After confirming that each of the two independent experimental replicates showed similar trends, sequence count data and the cytokine expression data from these two independent replications were combined. The GAPDH normalized cytokine mRNA expression levels and genera level relative abundances of sequences were log transformed to bring the numerical attributes of the dataset into the same dynamic range.

Exploratory analyses

The 99.6% bootstrap CI of the Welch's test statistic was computed to assess significant differences in microbial diversity and cytokine expression levels between each of the treatment (vancomycin, PSG) and the control groups. Differences were deemed significant when the 99.6% CI did not include zero. The CI was computed using 10,000 bootstrap resamples of the data, was free of distributional assumptions and included a conservative correction for 6 simultaneous hypotheses corresponding to the 6 cytokines. The analyses with the bacterial microbiome was performed using 30 mice; 10 in each treatment group while those with the fungal microbiome was performed on 36 mice; 12 in each treatment group. The computation of the Welch's statistic allowed for unequal variances in the treatment groups.

Multivariable modelling

All multivariable statistical models were estimated using Bayesian Model Averaging (BMA)57 with a spike-and-slab prior distribution58 implemented in the BoomSpikeSlab R package33,59. The spike prior is based on an assumption that a sparse set of variables can explain the response. It consists of a Bernoulli distribution that specifies whether or not a variable is selected as influential.

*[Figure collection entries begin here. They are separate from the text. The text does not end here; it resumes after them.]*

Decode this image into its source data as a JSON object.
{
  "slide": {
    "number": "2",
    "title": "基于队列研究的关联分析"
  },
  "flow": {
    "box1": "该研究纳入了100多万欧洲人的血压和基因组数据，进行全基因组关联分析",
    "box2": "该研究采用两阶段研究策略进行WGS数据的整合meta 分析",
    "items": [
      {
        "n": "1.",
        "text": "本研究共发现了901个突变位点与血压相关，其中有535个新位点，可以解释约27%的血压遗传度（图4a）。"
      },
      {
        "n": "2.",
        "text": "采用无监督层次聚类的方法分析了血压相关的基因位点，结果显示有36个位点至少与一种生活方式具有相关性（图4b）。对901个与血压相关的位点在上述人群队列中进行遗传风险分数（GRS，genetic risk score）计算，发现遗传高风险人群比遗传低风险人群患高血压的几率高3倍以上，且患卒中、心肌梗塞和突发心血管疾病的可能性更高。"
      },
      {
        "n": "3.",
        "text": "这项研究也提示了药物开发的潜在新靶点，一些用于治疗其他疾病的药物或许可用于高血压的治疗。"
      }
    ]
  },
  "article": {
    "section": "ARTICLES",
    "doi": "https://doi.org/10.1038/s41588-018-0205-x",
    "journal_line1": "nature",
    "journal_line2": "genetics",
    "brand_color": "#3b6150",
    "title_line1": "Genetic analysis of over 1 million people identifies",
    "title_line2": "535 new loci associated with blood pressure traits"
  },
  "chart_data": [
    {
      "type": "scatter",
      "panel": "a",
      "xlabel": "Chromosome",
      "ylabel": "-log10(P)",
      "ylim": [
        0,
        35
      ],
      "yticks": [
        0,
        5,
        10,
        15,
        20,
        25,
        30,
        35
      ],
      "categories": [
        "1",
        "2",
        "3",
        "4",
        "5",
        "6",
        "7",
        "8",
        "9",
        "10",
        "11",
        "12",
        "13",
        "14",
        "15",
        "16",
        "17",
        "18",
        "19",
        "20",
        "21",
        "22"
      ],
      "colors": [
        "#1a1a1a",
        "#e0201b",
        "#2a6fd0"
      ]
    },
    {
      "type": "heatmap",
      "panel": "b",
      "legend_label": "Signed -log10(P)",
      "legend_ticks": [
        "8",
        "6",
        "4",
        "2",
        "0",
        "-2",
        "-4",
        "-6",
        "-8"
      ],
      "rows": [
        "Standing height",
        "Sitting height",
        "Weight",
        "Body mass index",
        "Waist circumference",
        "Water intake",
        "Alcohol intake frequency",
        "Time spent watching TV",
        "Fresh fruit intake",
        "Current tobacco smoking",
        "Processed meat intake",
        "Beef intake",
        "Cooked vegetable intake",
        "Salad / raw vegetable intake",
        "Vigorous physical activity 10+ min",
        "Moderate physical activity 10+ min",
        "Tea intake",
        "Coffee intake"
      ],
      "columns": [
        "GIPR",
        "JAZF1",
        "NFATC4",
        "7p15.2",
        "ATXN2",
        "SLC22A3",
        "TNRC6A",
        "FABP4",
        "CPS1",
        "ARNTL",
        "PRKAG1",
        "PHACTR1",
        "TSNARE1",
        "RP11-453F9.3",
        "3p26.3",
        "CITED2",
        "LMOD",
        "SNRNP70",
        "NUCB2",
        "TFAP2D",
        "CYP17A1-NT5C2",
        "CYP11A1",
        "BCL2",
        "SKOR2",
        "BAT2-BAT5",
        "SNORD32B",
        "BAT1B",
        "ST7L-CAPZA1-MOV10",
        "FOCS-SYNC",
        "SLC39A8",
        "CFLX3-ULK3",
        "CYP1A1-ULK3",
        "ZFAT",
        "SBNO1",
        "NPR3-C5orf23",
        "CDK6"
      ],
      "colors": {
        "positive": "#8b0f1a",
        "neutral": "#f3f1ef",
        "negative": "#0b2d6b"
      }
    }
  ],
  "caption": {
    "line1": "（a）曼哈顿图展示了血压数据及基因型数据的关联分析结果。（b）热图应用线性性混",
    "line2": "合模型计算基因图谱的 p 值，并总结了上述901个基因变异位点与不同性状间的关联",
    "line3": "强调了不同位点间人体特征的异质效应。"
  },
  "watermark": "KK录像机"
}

The slab prior is a Gaussian distribution that models the effect sizes of the variables, conditional on their being chosen as influential. BMA combines information from these two priors and uses a Markov Chain Monte Carlo procedure to compute a space of 10,000 likely variable configurations that explain the response58. The median effect size and its associated 95% Bayesian CI for each variable was computed using the distribution of its regression coefficient across the 10,000 models. The Bayesian 95% CI was free of distributional assumptions. The initial 1,000 models were excluded as burn-in59. The posterior inclusion probability (PIP) for each variable is the proportion of the models that selected the variable as influential. In our findings, the median effect size and its 95% Bayesian CI and the PIP are presented as the two formal measures of statistical significance and consistency for each variable.

BMA model specifications

Three separate sets of BMA models were estimated: a) logistic regression with antibiotic treatment (PSG or vancomycin) as response and controls as reference; linear regression with b) log(mRNA cytokine expression) as response and c) colonization levels measured in log(CFU) as response. These models were used to evaluate a) impact of antibiotics on specific microbiota and the immune response, b) influence of specific microbiota on cytokine mRNA expression c) the role of specific microbiota and cytokine mRNA expression on the level of C. albicans colonization. In each model, antibiotic treatment (PSG, vancomycin), exposure to C. albicans (+/− C. albicans gavage) and time-points of sampling (Day 7, 21) were included as indicator variables. Mice in control groups served as the reference baseline. Each bacterial model was estimated from 30 mice, 10 in each treatment group (controls, vancomycin and PSG). Each fungal model was estimated from 36 mice, 12 in each treatment group. All data analyses were performed in the R language for statistical computing60.

Data and code availability

Sequencing data, experimental data and associated documentation are available on the accompanying website for our project47. Source code for our analysis is available at GitHub30.